What is the most common site of upper extremity stenosis?

A

Subclavian artery

[UpToDate: The subclavian arteries provide blood flow to the upper extremities. On the left, the subclavian artery originates directly from the aorta distal to the left common carotid artery. On the right, blood flows first through the innominate artery, which divides into the right common carotid artery and right subclavian artery. The anatomy of the aortic arch can vary and may include an anomalous origin of the subclavian arteries. Retroesophageal subclavian vessels may compress the esophagus causing dysphagia, but the vessel may also be compressed leading to upper extremity ischemia.

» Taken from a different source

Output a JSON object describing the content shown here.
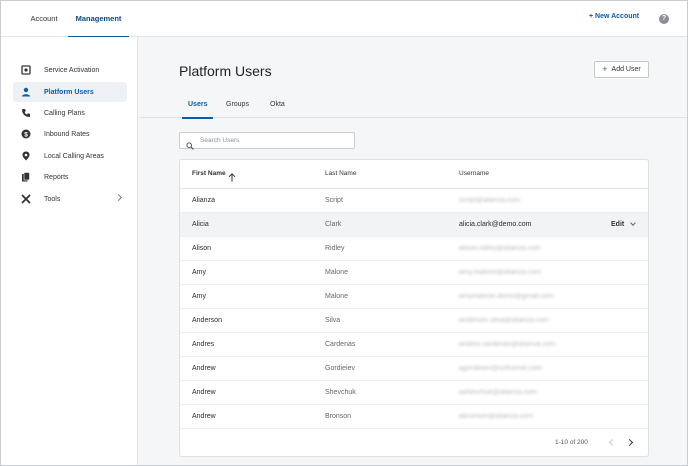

The vertebral arteries most often arise bilaterally as the first branch of the subclavian artery. In approximately 6% of patients, the vertebral artery, especially the left, may originate directly from the aortic arch. The subclavian artery passes over the first rib posterior to the anterior scalene muscle and becomes the axillary artery at the lateral margin of the first rib. The axillary artery becomes the brachial artery at the lower margin of the teres major muscle. The brachial artery passes between the biceps and triceps muscles accompanied by the ulnar and median nerves adjacent to the humerus and supplies the soft tissues of the arm. In the antecubital fossa, the brachial artery divides into the radial, interosseus, and ulnar arteries to supply soft tissues of the forearm. Distally at the wrist, the ulnar artery and radial artery supply the hand.

The collateral circulation around the shoulder is usually sufficient such that flow around a focal area of stenosis in the subclavian artery is well-compensated. When the proximal subclavian artery is occluded, blood flow is maintained to the arm via connections between the superior and inferior thyroid arteries; vertebral arteries, intercostals, superior epigastric, and internal thoracic arteries; profunda cervicis and descending branch of the occipital artery; scapular branches of the thyrocervical trunk and the branches of the axillary artery; and the thoracic branches of the axillary artery with the aortic intercostals.]

234
Q

Which side should be repaired first during carotid endarterectomy in a patient with bilateral stenosis?

A

The tightest side first

[If patient has equally tight stenosis, repair the dominant side first]

235
Q

What is amaurosis fugax?

A

Occlusion of the ophthalmic branch of the internal carotid artery causing transient visual changes like a shade coming down over the eyes

[Hollenhorst plaques on ophthalmic exam]

[UpToDate: Amaurosis fugax (from the Greek “amaurosis,” meaning dark, and the Latin “fugax,” meaning fleeting) refers to a transient loss of vision in one or both eyes. Varied use of common terminology may cause some confusion when reading the literature. Some suggest that “amaurosis fugax” implies a vascular cause for the visual loss, but the term continues to be used when describing visual loss from any origin and involving one or both eyes. The term “transient monocular blindness” is also often used but is not ideal, since most patients do not experience complete loss of vision with the episode. “Transient monocular visual loss” (TMVL) and “transient binocular visual loss” (TBVL) are preferred to describe abrupt and temporary loss of vision in one or both eyes, since they carry no connotation regarding etiology.

Transient visual loss, either monocular or binocular, reflects a heterogeneous group of disorders, some relatively benign and others with grave neurologic or ophthalmologic implications. The task of the clinician is to use the history and examination to localize the problem to a region in the visual pathways, identify potential etiologies, and, when indicated, perform a focused battery of laboratory tests to confirm or exclude certain causes. Therapeutic interventions and prognostic implications are specific to the underlying cause.]